Poetry is one of the many things blacks were not recognized for until many years later . during the 1850s according to wbur.org, “african americans such as Lucy Terry Prince (1730–1821), an African-born slave whose one surviving ballad, 'Bars Fight'', is the first known poem by an African American. It describes an Indian raid on Massachusetts settlers in 1746, and was not published until 1855 , also Phillis Wheatley (1753 –1784), who was abducted from West Africa and sold as a slave in Boston, and went on to become one of the major American poets of the Colonial period.
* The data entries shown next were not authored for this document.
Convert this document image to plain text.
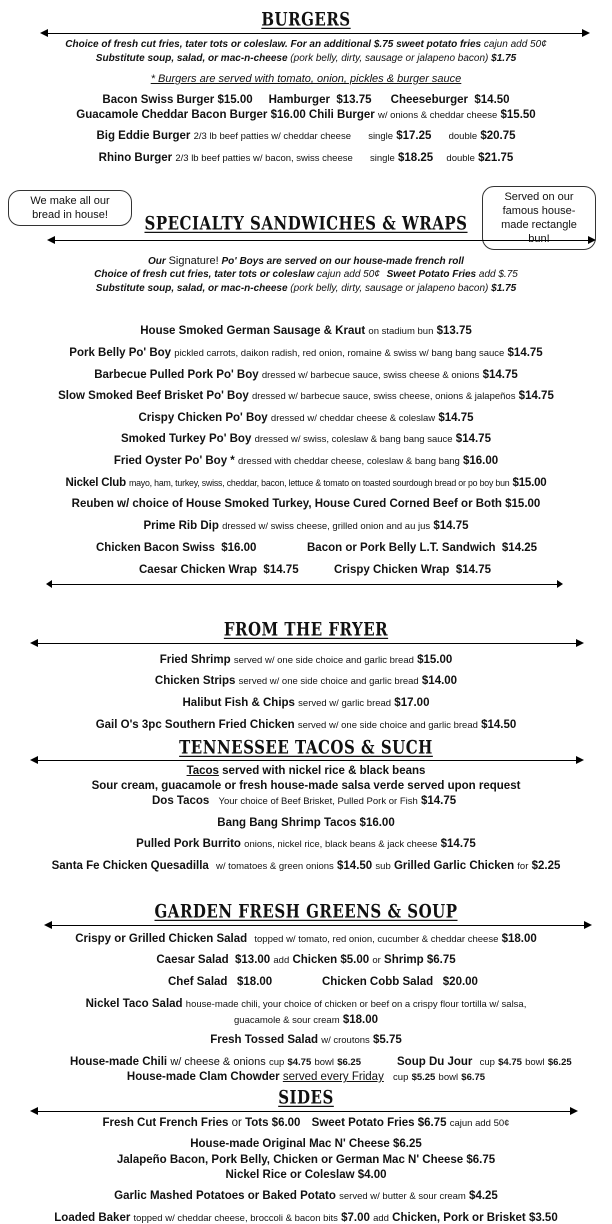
BURGERS
Choice of fresh cut fries, tater tots or coleslaw. For an additional $.75 sweet potato fries cajun add 50¢
Substitute soup, salad, or mac-n-cheese (pork belly, dirty, sausage or jalapeno bacon) $1.75
* Burgers are served with tomato, onion, pickles & burger sauce
Bacon Swiss Burger $15.00     Hamburger  $13.75      Cheeseburger  $14.50
Guacamole Cheddar Bacon Burger $16.00 Chili Burger w/ onions & cheddar cheese $15.50
Big Eddie Burger 2/3 lb beef patties w/ cheddar cheese single $17.25 double $20.75
Rhino Burger 2/3 lb beef patties w/ bacon, swiss cheese single $18.25 double $21.75
We make all our bread in house!
Served on our famous house-made rectangle bun!
SPECIALTY SANDWICHES & WRAPS
Our Signature! Po' Boys are served on our house-made french roll
Choice of fresh cut fries, tater tots or coleslaw cajun add 50¢ Sweet Potato Fries add $.75
Substitute soup, salad, or mac-n-cheese (pork belly, dirty, sausage or jalapeno bacon) $1.75
House Smoked German Sausage & Kraut on stadium bun $13.75
Pork Belly Po' Boy pickled carrots, daikon radish, red onion, romaine & swiss w/ bang bang sauce $14.75
Barbecue Pulled Pork Po' Boy dressed w/ barbecue sauce, swiss cheese & onions $14.75
Slow Smoked Beef Brisket Po' Boy dressed w/ barbecue sauce, swiss cheese, onions & jalapeños $14.75
Crispy Chicken Po' Boy dressed w/ cheddar cheese & coleslaw $14.75
Smoked Turkey Po' Boy dressed w/ swiss, coleslaw & bang bang sauce $14.75
Fried Oyster Po' Boy * dressed with cheddar cheese, coleslaw & bang bang $16.00
Nickel Club mayo, ham, turkey, swiss, cheddar, bacon, lettuce & tomato on toasted sourdough bread or po boy bun $15.00
Reuben w/ choice of House Smoked Turkey, House Cured Corned Beef or Both $15.00
Prime Rib Dip dressed w/ swiss cheese, grilled onion and au jus $14.75
Chicken Bacon Swiss  $16.00	Bacon or Pork Belly L.T. Sandwich  $14.25
Caesar Chicken Wrap  $14.75	Crispy Chicken Wrap  $14.75
FROM THE FRYER
Fried Shrimp served w/ one side choice and garlic bread $15.00
Chicken Strips served w/ one side choice and garlic bread $14.00
Halibut Fish & Chips served w/ garlic bread $17.00
Gail O's 3pc Southern Fried Chicken served w/ one side choice and garlic bread $14.50
TENNESSEE TACOS & SUCH
Tacos served with nickel rice & black beans
Sour cream, guacamole or fresh house-made salsa verde served upon request
Dos Tacos Your choice of Beef Brisket, Pulled Pork or Fish $14.75
Bang Bang Shrimp Tacos $16.00
Pulled Pork Burrito onions, nickel rice, black beans & jack cheese $14.75
Santa Fe Chicken Quesadilla w/ tomatoes & green onions $14.50 sub Grilled Garlic Chicken for $2.25
GARDEN FRESH GREENS & SOUP
Crispy or Grilled Chicken Salad topped w/ tomato, red onion, cucumber & cheddar cheese $18.00
Caesar Salad  $13.00 add Chicken $5.00 or Shrimp $6.75
Chef Salad   $18.00	Chicken Cobb Salad   $20.00
Nickel Taco Salad house-made chili, your choice of chicken or beef on a crispy flour tortilla w/ salsa,
guacamole & sour cream $18.00
Fresh Tossed Salad w/ croutons $5.75
House-made Chili w/ cheese & onions cup $4.75 bowl $6.25	Soup Du Jour cup $4.75 bowl $6.25
House-made Clam Chowder served every Friday cup $5.25 bowl $6.75
SIDES
Fresh Cut French Fries or Tots $6.00 Sweet Potato Fries $6.75 cajun add 50¢
House-made Original Mac N' Cheese $6.25
Jalapeño Bacon, Pork Belly, Chicken or German Mac N' Cheese $6.75
Nickel Rice or Coleslaw $4.00
Garlic Mashed Potatoes or Baked Potato served w/ butter & sour cream $4.25
Loaded Baker topped w/ cheddar cheese, broccoli & bacon bits $7.00 add Chicken, Pork or Brisket $3.50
Wheatley showed prodigious intelligence as a young woman, and her volume Poems on Various Subjects, Religious and Moral (1773) made her only the second American woman to publish a volume of poetry , and lastly , George Moses Horton (1797?–1883?), author of The Hope of Liberty (1829), the first book published in the South by an African American; his works show a new candour and defiance in their depiction of the indignities and outrages of slavery.” Those were just a few names from the long list of poet and authors that came into light in the 1850s .

In a recent interview with an english teacher at Forsyth Satellite Academy, Katherine, while moving here to america at the age of 12 she learned about black history month in a international school in New york city and the great contributions in culture african americans have provided throughout history. When she moved to virginia she soon began to realize that not many people their knew about the great contributions in culture african americans has provided. While seeing her friend graduate at Boston college , Morgan Freeman spoke and said, “ I don't like black history month because the best way to promote equality was just be being equal we shouldn't need a month for everyone to recognize that.”